All about moderate external hydrocephalus of the brain

What is external replacement hydrocephalus of the brain?

Brain tissues do not come into contact with bone tissues, since they are in the cerebrospinal fluid. This is cerebrospinal fluid that protects the brain from mechanical injury. It provides a stable temperature and supplies nutrition to the cells. The standard volume of cerebrospinal fluid is 150 ml. Several times a day, the composition of the liquid is completely renewed.


The fluid is absorbed by the ventricles, which begin to put pressure on the brain.

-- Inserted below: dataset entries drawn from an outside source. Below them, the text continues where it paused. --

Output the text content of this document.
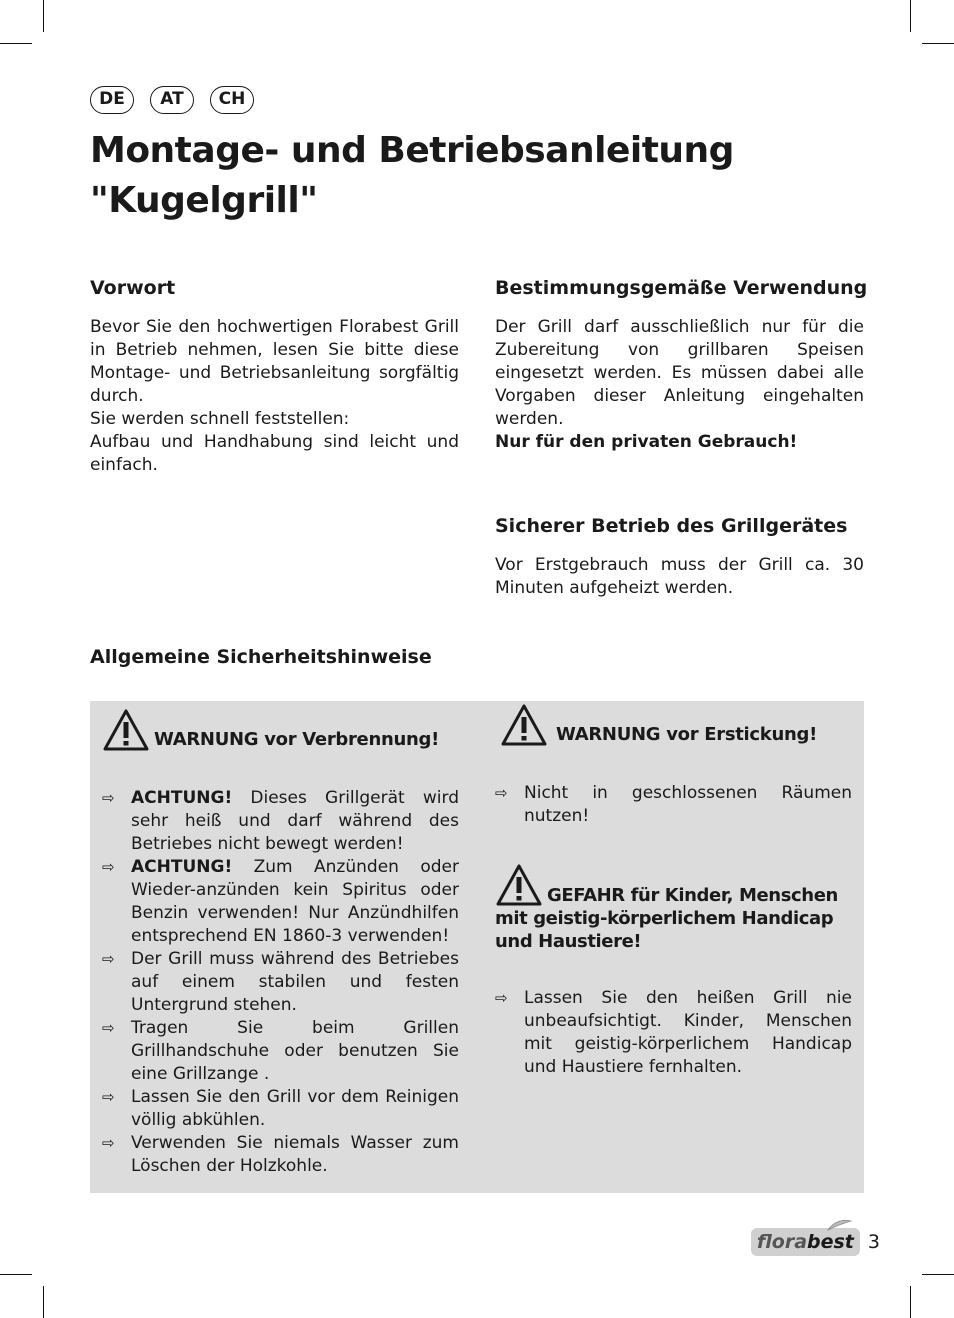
DE	AT	CH
Montage- und Betriebsanleitung
"Kugelgrill"
Vorwort

Bevor Sie den hochwertigen Florabest Grill in Betrieb nehmen, lesen Sie bitte diese Montage- und Betriebsanleitung sorgfältig durch.

Sie werden schnell feststellen:

Aufbau und Handhabung sind leicht und einfach.

Bestimmungsgemäße Verwendung

Der Grill darf ausschließlich nur für die Zubereitung von grillbaren Speisen eingesetzt werden. Es müssen dabei alle Vorgaben dieser Anleitung eingehalten werden.

Nur für den privaten Gebrauch!

Sicherer Betrieb des Grillgerätes

Vor Erstgebrauch muss der Grill ca. 30 Minuten aufgeheizt werden.

Allgemeine Sicherheitshinweise
WARNUNG vor Verbrennung!
⇨ ACHTUNG! Dieses Grillgerät wird sehr heiß und darf während des Betriebes nicht bewegt werden!
⇨ ACHTUNG! Zum Anzünden oder Wieder-anzünden kein Spiritus oder Benzin verwenden! Nur Anzündhilfen entsprechend EN 1860-3 verwenden!
⇨ Der Grill muss während des Betriebes auf einem stabilen und festen Untergrund stehen.
⇨ Tragen Sie beim Grillen Grillhandschuhe oder benutzen Sie eine Grillzange .
⇨ Lassen Sie den Grill vor dem Reinigen völlig abkühlen.
⇨ Verwenden Sie niemals Wasser zum Löschen der Holzkohle.
WARNUNG vor Erstickung!
⇨ Nicht in geschlossenen Räumen nutzen!
GEFAHR für Kinder, Menschen
mit geistig-körperlichem Handicap
und Haustiere!
⇨ Lassen Sie den heißen Grill nie unbeaufsichtigt. Kinder, Menschen mit geistig-körperlichem Handicap und Haustiere fernhalten.
florabest 3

If this process is disrupted, cerebrospinal fluid is poorly absorbed and accumulates between the membranes, causing dropsy. Sometimes the fluid is absorbed by the ventricles, which will put pressure on the brain. As a result of the development of microadenoma, brain activity is disrupted and alarming symptoms arise.

Forms of the disease

There are several types of moderate hydrocephalus:

  1. External - fluid accumulation is observed mostly in the subarachnoid space, that is, on top of the cerebral hemispheres.
  2. Internal - a disease caused by impaired circulation of cerebrospinal fluid, accompanied by the accumulation of fluid in the cerebral ventricles.
  3. Mixed - accumulation of cerebrospinal fluid both inside the brain, in the ventricles, and under the membrane of the hemispheres.
  4. Replacement - a gradual reduction in the volume of the brain matter with filling of the voids with cerebrospinal fluid. This type of dropsy is diagnosed mainly in elderly patients.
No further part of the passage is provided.